By Prem Gongaju
I
A poem cannot stop a bullet.
A novel cannot diffuse a bomb.
But we are not helpless.
We can sing the truth
and name the liars.
-Salman Rushdie
So, taking the cue from Rushdie the Versifier, whose profile in literary courage encouraged me to sing from the perch on a barren bough, but I stopped soon after hearing the Beat Poet Ginsberg howl:
“Moloch! Moloch! Nightmare of Moloch! Moloch the loveless! Mental Moloch! Moloch the heavy judger of men!
“Moloch the incomprehensible prison! Moloch the crossbone soulless jailhouse and Congress of sorrows! Moloch whose buildings are judgment! Moloch the vast stone of war! Moloch the stunned governments!
“Moloch whose mind is pure machinery! Moloch whose blood is running money! Moloch whose fingers are ten armies! Moloch whose breast is a cannibal dynamo! Moloch whose ear is a smoking tomb!”
The full-throated Ustaad and the howling Poet together ignited the lamp fed by the tallow of truth and veracity, showing me the path to the mooring for my bark. I deemed to unmoor it from its comfy berth, seeking counsel and camaraderie in the parliament of my soul.
And I may sing in the chorus of my breaths while I ply my oar toward the Mnemosyne, away for the river Lithe.
II
I am to sing the veracious song vociferously to the voracious Moloch devouring the infants’ flesh and all;
and the sycophants fought over the scraps in the temple of doom and death.

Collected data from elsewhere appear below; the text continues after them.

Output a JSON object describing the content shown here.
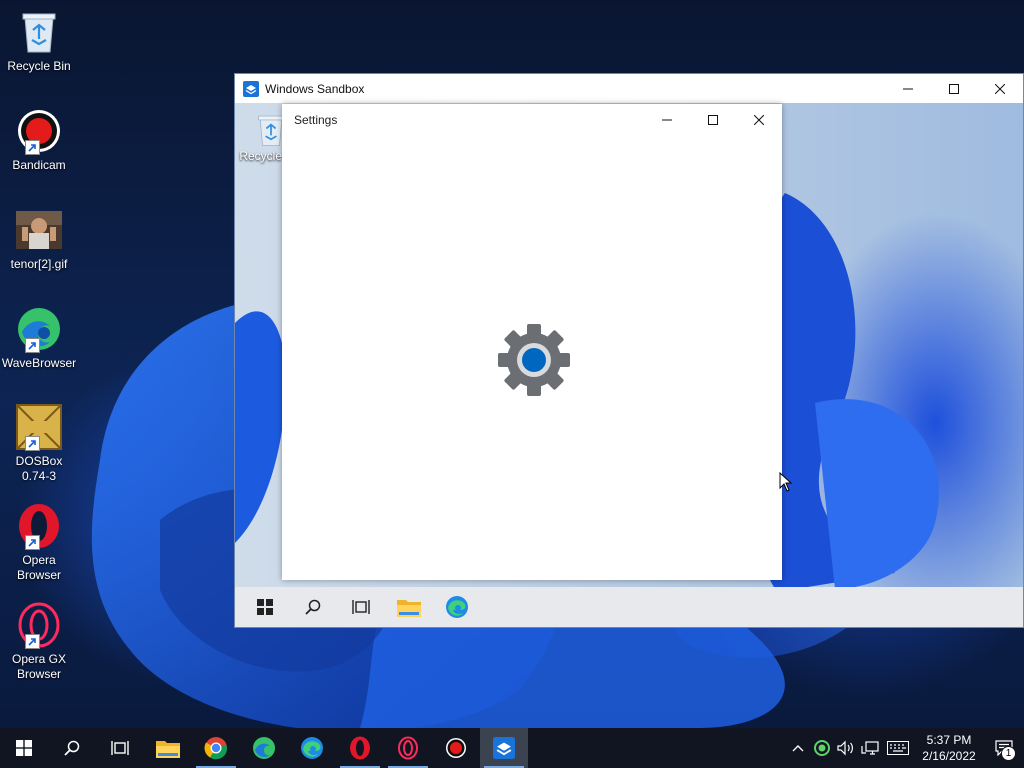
{
  "desktop": {
    "icons": [
      {
        "label": "Recycle Bin",
        "icon": "recycle-bin-icon"
      },
      {
        "label": "Bandicam",
        "icon": "bandicam-icon"
      },
      {
        "label": "tenor[2].gif",
        "icon": "gif-thumbnail-icon"
      },
      {
        "label": "WaveBrowser",
        "icon": "wavebrowser-icon"
      },
      {
        "label": "DOSBox\n0.74-3",
        "icon": "dosbox-icon"
      },
      {
        "label": "Opera\nBrowser",
        "icon": "opera-icon"
      },
      {
        "label": "Opera GX\nBrowser",
        "icon": "opera-gx-icon"
      }
    ]
  },
  "sandbox": {
    "title": "Windows Sandbox",
    "desktop_icon_label": "Recycle Bin",
    "taskbar": [
      "start-icon",
      "search-icon",
      "task-view-icon",
      "file-explorer-icon",
      "edge-icon"
    ]
  },
  "settings": {
    "title": "Settings"
  },
  "taskbar": {
    "apps": [
      {
        "icon": "search-icon",
        "running": false
      },
      {
        "icon": "task-view-icon",
        "running": false
      },
      {
        "icon": "file-explorer-icon",
        "running": false
      },
      {
        "icon": "chrome-icon",
        "running": true
      },
      {
        "icon": "edge-icon",
        "running": false
      },
      {
        "icon": "edge-icon",
        "running": false
      },
      {
        "icon": "opera-icon",
        "running": true
      },
      {
        "icon": "opera-gx-icon",
        "running": true
      },
      {
        "icon": "bandicam-icon",
        "running": false
      },
      {
        "icon": "windows-sandbox-icon",
        "running": true
      }
    ],
    "time": "5:37 PM",
    "date": "2/16/2022",
    "notification_count": "1"
  },
  "colors": {
    "accent": "#0067c0",
    "taskbar": "#101521",
    "settings_gear": "#6b6e73"
  }
}
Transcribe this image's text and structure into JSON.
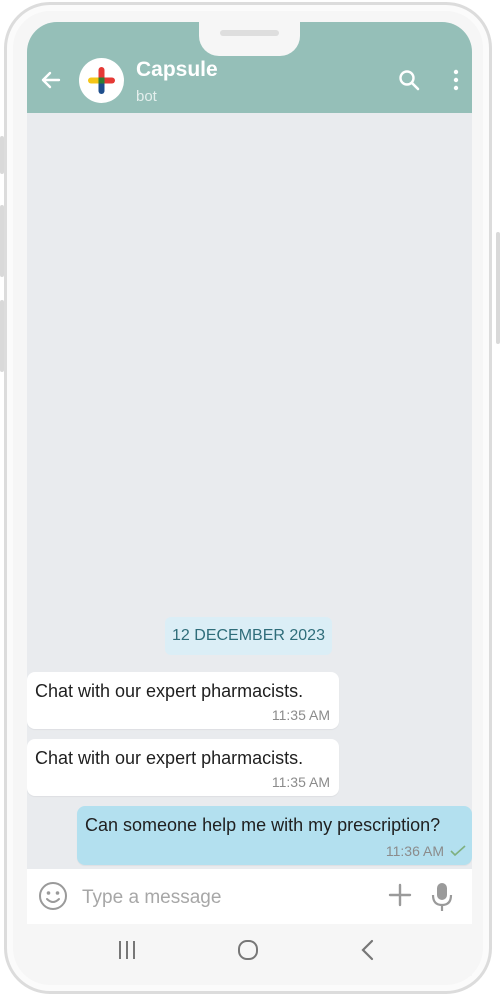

“Fair is foul, and foul is fair” in the topsy-turvy affair of bait and switch, switch and bait by the playbook of doublespeak. High is low, and low is high; people scream and people sigh. The standard is the golden calf; the priest cants in stans behalf.
III
A poem cannot stop a bullet, a howl cannot stop a Moloch.
And yet–I will abide by Mr. Ecclesiastes’ counsel for A Time for Everything.
Meanwhile, I hear the children chanting outside:
“Liar, liar pants on fire. Nose as long as a telephone wire.”